Well, on that particular day we moved form the shallow area where no one was having much luck to an area where there was access to deeper water - and it was over deeper water in 9-12 feet over 25-35 feet that we would start to spy "clouds" of fish. Every time we would mark a school in the 9-12 foot range, we would end up hooking up with a number of fish. Where were the other members of the herd while we happened ito this pattern, well the whole flotilla had given up by 2:00 p.m. that day and had pulled out. No other boat was left on the lake save us. Where would we spend the rest of our day? As already mentioned we kept on drifting through those schools / wherever we could find them! And continued to catch fish for most of the day. In the evening we also noticed a movement of fish into the shallower areas and found fish would hit on almost anything we'd throw at them.

In retrospect (writing about this about three months after the fact) we found that as the season progressed those schools of fish that bit (at 9-12 feet) were found at progressively deeper levels as the fall progressed --- much like they are supposed to do by their nature. That shallow evening bite that we experienced earlier on in the fall disappeared as well as the season progressed. As for some of the slabs we ended up catching, we found most of these fish bit further off shore or a little deeper than the majority of other fish we would catch.

What about baits? We still haven't refined that part of our approach but in general we had the greatest success using smaller jigs tipped with power baits in a variety of colors. Some colors worked better than others but I'll leave that with you to figure out on the day you're out there. Some other fine tuning elements we included in our presentation was to "shot" our lines with as much weight if not more than the weight of our jigs. Actual amounts would depend upon wind velocity – more wind would require more shotting to get that jig down into the zone.

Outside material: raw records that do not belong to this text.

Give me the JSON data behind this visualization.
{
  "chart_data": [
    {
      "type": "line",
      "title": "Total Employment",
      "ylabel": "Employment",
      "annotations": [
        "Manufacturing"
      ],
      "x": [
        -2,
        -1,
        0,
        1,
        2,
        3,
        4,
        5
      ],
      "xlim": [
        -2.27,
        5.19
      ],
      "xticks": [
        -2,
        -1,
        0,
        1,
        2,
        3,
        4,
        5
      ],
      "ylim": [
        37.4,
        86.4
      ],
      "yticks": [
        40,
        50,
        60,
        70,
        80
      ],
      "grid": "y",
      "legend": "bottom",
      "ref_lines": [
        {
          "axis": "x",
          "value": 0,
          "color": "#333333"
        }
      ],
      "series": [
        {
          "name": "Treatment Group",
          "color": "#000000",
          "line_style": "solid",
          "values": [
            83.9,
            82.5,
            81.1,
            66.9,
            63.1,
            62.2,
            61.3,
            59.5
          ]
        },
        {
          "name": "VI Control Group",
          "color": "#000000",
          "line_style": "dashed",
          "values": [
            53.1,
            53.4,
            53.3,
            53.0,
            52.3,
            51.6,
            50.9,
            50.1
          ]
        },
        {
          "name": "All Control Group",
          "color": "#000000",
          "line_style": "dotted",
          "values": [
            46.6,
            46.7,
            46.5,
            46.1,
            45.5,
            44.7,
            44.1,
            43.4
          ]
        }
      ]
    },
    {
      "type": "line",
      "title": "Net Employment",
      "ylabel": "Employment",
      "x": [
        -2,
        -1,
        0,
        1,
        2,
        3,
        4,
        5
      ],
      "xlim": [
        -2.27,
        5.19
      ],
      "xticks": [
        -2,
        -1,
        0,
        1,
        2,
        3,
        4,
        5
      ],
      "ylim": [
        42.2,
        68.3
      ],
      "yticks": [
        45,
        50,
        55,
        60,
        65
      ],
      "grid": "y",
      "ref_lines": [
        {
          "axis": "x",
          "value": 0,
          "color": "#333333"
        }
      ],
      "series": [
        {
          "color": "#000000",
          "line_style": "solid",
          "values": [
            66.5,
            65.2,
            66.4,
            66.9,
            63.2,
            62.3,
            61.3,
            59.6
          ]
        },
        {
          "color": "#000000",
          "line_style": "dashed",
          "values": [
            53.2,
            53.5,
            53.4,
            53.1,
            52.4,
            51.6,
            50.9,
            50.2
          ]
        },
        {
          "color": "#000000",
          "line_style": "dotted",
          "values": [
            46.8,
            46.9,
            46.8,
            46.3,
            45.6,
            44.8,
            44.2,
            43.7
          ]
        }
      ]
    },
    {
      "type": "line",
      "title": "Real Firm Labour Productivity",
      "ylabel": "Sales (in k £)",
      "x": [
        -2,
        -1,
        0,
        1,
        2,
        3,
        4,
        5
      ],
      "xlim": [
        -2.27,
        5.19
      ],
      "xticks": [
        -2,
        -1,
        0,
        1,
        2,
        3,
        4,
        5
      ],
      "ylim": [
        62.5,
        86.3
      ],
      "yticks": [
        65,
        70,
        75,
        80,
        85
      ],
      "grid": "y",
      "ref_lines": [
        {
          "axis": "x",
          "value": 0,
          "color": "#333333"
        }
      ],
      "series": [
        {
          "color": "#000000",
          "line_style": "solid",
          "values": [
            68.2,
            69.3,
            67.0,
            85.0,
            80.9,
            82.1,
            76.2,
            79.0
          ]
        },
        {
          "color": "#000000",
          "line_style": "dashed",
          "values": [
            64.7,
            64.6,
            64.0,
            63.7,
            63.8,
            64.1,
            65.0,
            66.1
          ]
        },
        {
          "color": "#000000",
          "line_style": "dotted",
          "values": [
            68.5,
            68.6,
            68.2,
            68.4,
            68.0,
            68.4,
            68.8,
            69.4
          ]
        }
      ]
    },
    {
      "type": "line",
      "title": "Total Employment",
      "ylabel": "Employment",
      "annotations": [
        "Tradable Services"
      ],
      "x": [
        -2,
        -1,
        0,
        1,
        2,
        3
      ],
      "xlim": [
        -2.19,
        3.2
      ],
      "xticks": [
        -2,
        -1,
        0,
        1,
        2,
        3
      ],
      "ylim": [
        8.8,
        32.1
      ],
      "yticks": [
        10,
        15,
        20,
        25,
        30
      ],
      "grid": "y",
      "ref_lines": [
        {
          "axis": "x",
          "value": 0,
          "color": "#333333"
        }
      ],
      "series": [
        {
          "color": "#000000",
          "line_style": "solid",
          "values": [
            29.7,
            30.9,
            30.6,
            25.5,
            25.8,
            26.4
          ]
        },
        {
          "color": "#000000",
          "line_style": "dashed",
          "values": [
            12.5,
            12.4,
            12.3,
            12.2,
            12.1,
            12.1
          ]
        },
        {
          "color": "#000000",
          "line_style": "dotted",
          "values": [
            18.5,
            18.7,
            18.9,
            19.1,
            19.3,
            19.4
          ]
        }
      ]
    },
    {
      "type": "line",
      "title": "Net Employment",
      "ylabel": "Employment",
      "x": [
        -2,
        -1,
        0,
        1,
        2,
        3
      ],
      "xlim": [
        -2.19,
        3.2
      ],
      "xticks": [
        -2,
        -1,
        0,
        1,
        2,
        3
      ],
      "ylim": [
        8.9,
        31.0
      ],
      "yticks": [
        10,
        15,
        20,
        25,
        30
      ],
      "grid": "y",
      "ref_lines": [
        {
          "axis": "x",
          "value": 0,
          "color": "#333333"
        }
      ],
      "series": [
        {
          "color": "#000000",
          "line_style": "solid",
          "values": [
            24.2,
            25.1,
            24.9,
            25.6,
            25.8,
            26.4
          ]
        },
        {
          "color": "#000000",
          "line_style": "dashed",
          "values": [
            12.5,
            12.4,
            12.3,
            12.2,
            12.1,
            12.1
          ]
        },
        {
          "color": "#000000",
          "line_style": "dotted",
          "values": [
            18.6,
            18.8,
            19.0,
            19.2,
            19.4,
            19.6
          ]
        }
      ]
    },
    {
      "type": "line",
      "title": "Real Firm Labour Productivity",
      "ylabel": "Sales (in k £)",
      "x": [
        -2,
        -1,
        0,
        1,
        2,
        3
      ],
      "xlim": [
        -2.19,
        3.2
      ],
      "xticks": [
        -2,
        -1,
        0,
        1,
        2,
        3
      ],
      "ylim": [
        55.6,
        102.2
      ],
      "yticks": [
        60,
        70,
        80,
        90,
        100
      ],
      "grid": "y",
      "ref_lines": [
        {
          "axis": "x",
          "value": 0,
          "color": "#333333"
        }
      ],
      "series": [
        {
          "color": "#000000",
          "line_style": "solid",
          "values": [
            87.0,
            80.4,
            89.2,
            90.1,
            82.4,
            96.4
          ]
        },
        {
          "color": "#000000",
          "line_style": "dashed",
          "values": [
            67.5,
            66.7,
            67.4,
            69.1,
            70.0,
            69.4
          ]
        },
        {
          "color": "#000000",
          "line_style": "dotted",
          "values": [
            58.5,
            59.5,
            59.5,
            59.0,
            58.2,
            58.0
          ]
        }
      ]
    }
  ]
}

Finally, the other one component of our approach was to depend upon sonar to find fish and even more precisely "active" fish. As time progressed, we found that fish at a particular level were active. There were other clouds of fish at different levels but if we lowered our offering down to them we found nary a bite! Not having a depth finder in this context would have not allowed us to establish this pattern. Important for effective sonar use was to put the unit "off" automatic and to a manual setting, set to show "clouds" of fish.

Well to put it in a nutshell, we finally caught our intended species for the lake and were pleasantly surprised as we had "finally found what we were looking for"and were pleasantly surprised by the experience.